Apparently a single bank in Azerbaijan has had a key role in keeping the Internet’s spammers alive. It won’t surprise me if some of the online terror gangs go after that bank, to be honest. In a case like that, I start rooting for injuries. And by injuries I mean actual physical ones, to both sides.

As the Texas legislature continues to defy Governor Perry by leaving the Amazon Tax/Internet Sales Tax in SB 1, Amazon is offering a compromise. Texas has better take it, because Amazon will walk away from states that defy them. Ask South Carolina.

How about some FCC? The head of GLAAD, Jarrett Barrios, as been forced out for refusing to support government intervention in the T-Mobile/AT&T deal. Now we all know: the gay agenda on the left takes a back seat to the Soros agenda.

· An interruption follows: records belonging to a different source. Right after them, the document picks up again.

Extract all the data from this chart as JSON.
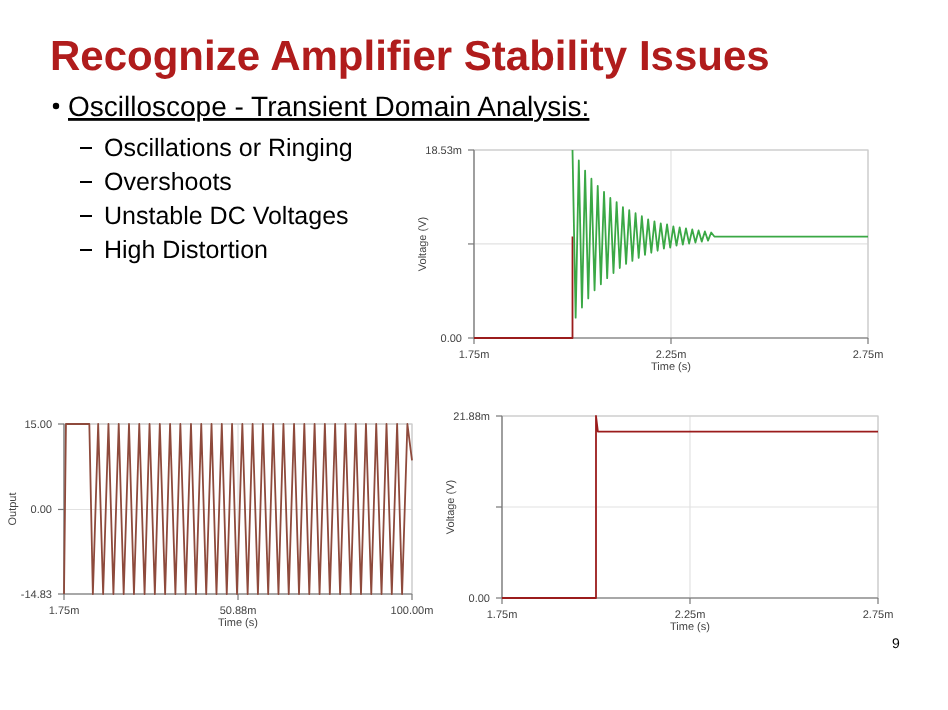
{
  "chart_data": [
    {
      "type": "other",
      "title": "Recognize Amplifier Stability Issues",
      "subtitle": "Oscilloscope - Transient Domain Analysis:",
      "annotations": [
        "Oscillations or Ringing",
        "Overshoots",
        "Unstable DC Voltages",
        "High Distortion",
        "9"
      ]
    },
    {
      "type": "line",
      "xlabel": "Time (s)",
      "ylabel": "Voltage (V)",
      "xlim": [
        1.75,
        2.75
      ],
      "ylim": [
        0,
        18.53
      ],
      "xticks": [
        {
          "value": 1.75,
          "label": "1.75m"
        },
        {
          "value": 2.25,
          "label": "2.25m"
        },
        {
          "value": 2.75,
          "label": "2.75m"
        }
      ],
      "yticks": [
        {
          "value": 0,
          "label": "0.00"
        },
        {
          "value": 9.27,
          "label": null
        },
        {
          "value": 18.53,
          "label": "18.53m"
        }
      ],
      "grid": true,
      "series": [
        {
          "color": "#9b1c1c",
          "x": [
            1.75,
            2.0,
            2.0
          ],
          "values": [
            0,
            0,
            10.0
          ]
        },
        {
          "color": "#3aa845",
          "x": [
            2.0,
            2.008,
            2.016,
            2.024,
            2.032,
            2.04,
            2.048,
            2.056,
            2.064,
            2.072,
            2.08,
            2.088,
            2.096,
            2.104,
            2.112,
            2.12,
            2.128,
            2.136,
            2.144,
            2.152,
            2.16,
            2.168,
            2.176,
            2.184,
            2.192,
            2.2,
            2.208,
            2.216,
            2.224,
            2.232,
            2.24,
            2.248,
            2.256,
            2.264,
            2.272,
            2.28,
            2.288,
            2.296,
            2.304,
            2.312,
            2.32,
            2.328,
            2.336,
            2.344,
            2.352,
            2.36,
            2.75
          ],
          "values": [
            18.53,
            2.0,
            17.5,
            3.0,
            16.5,
            3.9,
            15.7,
            4.7,
            15.0,
            5.3,
            14.4,
            5.9,
            13.8,
            6.4,
            13.4,
            6.9,
            12.9,
            7.3,
            12.6,
            7.6,
            12.3,
            7.9,
            12.0,
            8.2,
            11.7,
            8.4,
            11.5,
            8.6,
            11.3,
            8.8,
            11.2,
            8.9,
            11.0,
            9.1,
            10.9,
            9.2,
            10.8,
            9.3,
            10.7,
            9.4,
            10.6,
            9.5,
            10.5,
            9.6,
            10.4,
            10.0,
            10.0
          ]
        }
      ]
    },
    {
      "type": "line",
      "xlabel": "Time (s)",
      "ylabel": "Output",
      "xlim": [
        1.75,
        100
      ],
      "ylim": [
        -14.83,
        15
      ],
      "xticks": [
        {
          "value": 1.75,
          "label": "1.75m"
        },
        {
          "value": 50.88,
          "label": "50.88m"
        },
        {
          "value": 100,
          "label": "100.00m"
        }
      ],
      "yticks": [
        {
          "value": -14.83,
          "label": "-14.83"
        },
        {
          "value": 0,
          "label": "0.00"
        },
        {
          "value": 15,
          "label": "15.00"
        }
      ],
      "grid": true,
      "series": [
        {
          "color": "#8e4a3c",
          "x": [
            1.75,
            2.3,
            8.9,
            9.9,
            11.4,
            12.8,
            14.3,
            15.7,
            17.2,
            18.6,
            20.1,
            21.5,
            23.0,
            24.5,
            25.9,
            27.4,
            28.8,
            30.3,
            31.7,
            33.2,
            34.6,
            36.1,
            37.6,
            39.0,
            40.5,
            41.9,
            43.4,
            44.8,
            46.3,
            47.7,
            49.2,
            50.6,
            52.1,
            53.6,
            55.0,
            56.5,
            57.9,
            59.4,
            60.8,
            62.3,
            63.7,
            65.2,
            66.7,
            68.1,
            69.6,
            71.0,
            72.5,
            73.9,
            75.4,
            76.8,
            78.3,
            79.7,
            81.2,
            82.7,
            84.1,
            85.6,
            87.0,
            88.5,
            89.9,
            91.4,
            92.8,
            94.3,
            95.8,
            97.2,
            98.7,
            100
          ],
          "values": [
            -14.83,
            15,
            15,
            -14.83,
            15,
            -14.83,
            15,
            -14.83,
            15,
            -14.83,
            15,
            -14.83,
            15,
            -14.83,
            15,
            -14.83,
            15,
            -14.83,
            15,
            -14.83,
            15,
            -14.83,
            15,
            -14.83,
            15,
            -14.83,
            15,
            -14.83,
            15,
            -14.83,
            15,
            -14.83,
            15,
            -14.83,
            15,
            -14.83,
            15,
            -14.83,
            15,
            -14.83,
            15,
            -14.83,
            15,
            -14.83,
            15,
            -14.83,
            15,
            -14.83,
            15,
            -14.83,
            15,
            -14.83,
            15,
            -14.83,
            15,
            -14.83,
            15,
            -14.83,
            15,
            -14.83,
            15,
            -14.83,
            15,
            -14.83,
            15,
            8.6
          ]
        }
      ]
    },
    {
      "type": "line",
      "xlabel": "Time (s)",
      "ylabel": "Voltage (V)",
      "xlim": [
        1.75,
        2.75
      ],
      "ylim": [
        0,
        21.88
      ],
      "xticks": [
        {
          "value": 1.75,
          "label": "1.75m"
        },
        {
          "value": 2.25,
          "label": "2.25m"
        },
        {
          "value": 2.75,
          "label": "2.75m"
        }
      ],
      "yticks": [
        {
          "value": 0,
          "label": "0.00"
        },
        {
          "value": 10.94,
          "label": null
        },
        {
          "value": 21.88,
          "label": "21.88m"
        }
      ],
      "grid": true,
      "series": [
        {
          "color": "#9b1c1c",
          "x": [
            1.75,
            2.0,
            2.0,
            2.005,
            2.75
          ],
          "values": [
            0,
            0,
            21.88,
            20.0,
            20.0
          ]
        }
      ]
    }
  ]
}
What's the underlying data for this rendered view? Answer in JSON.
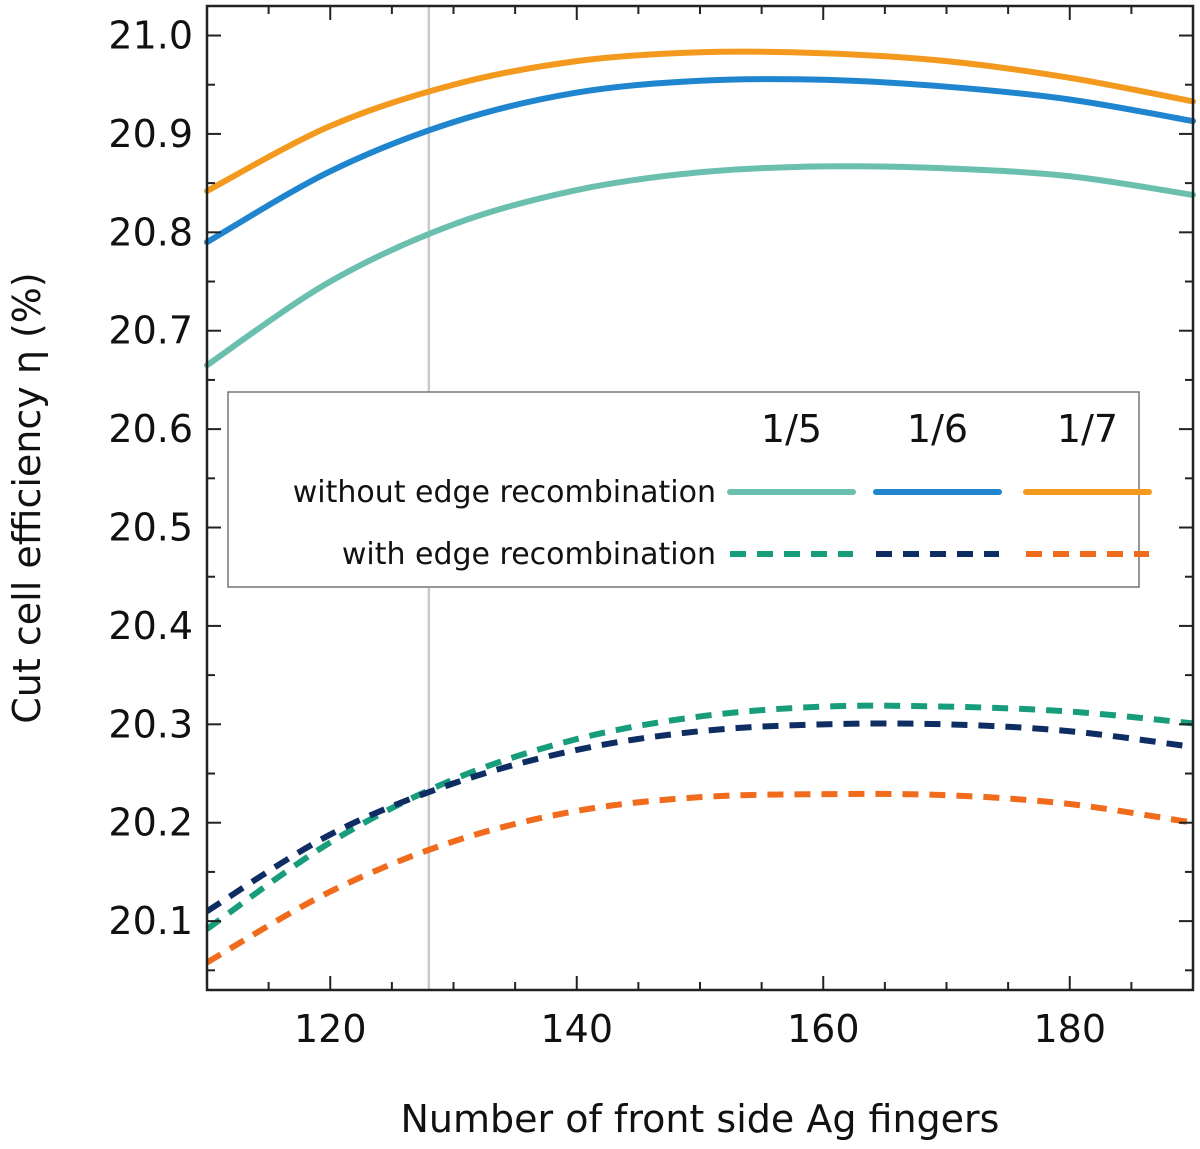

Six months the FCC has now sat on Net Neutrality, without publishing it in the Federal Register. What, are they still writing it? This is absurd.

ICANN has been making cash grabs for years, but now it’s all in the open: ICANN is selling TLDs to anyone for $185,000. Previously restricted to a few general domains (.com, .net, .edu, etc.) and to countries (.us, .uk, .jp, etc.), the list has gradually expanded. At first a few new ones were invented to generate revenue (.biz, .museum, .info), but now all semblance of limitation is gone now. Well, it’s easy money. But the funny thing is, .com will still be the most important one, by far.

I support copyright. Copyright has merit. The culture of entitlement online is repugnant. But come on, the PROTECT IP bill is not the way to fix that. We don’t need a Communist China-style national censorship blacklist. It’s too easily abused, and too contrary to a free Internet and free society. If you want to stop the baddies, stop them. Don’t try to paper over the problem.

Speaking of copyright, it seems that a major federal court decision has come down about the “Hot News” doctrine. Barclays Capital et al. vs went to the 2nd Circuit Court of Appeals, and there seems to have scored somewhat of a victory. Newsmakers apparently cannot prevent reporters from reporting on the news, even if that news is in the offering of a paid service.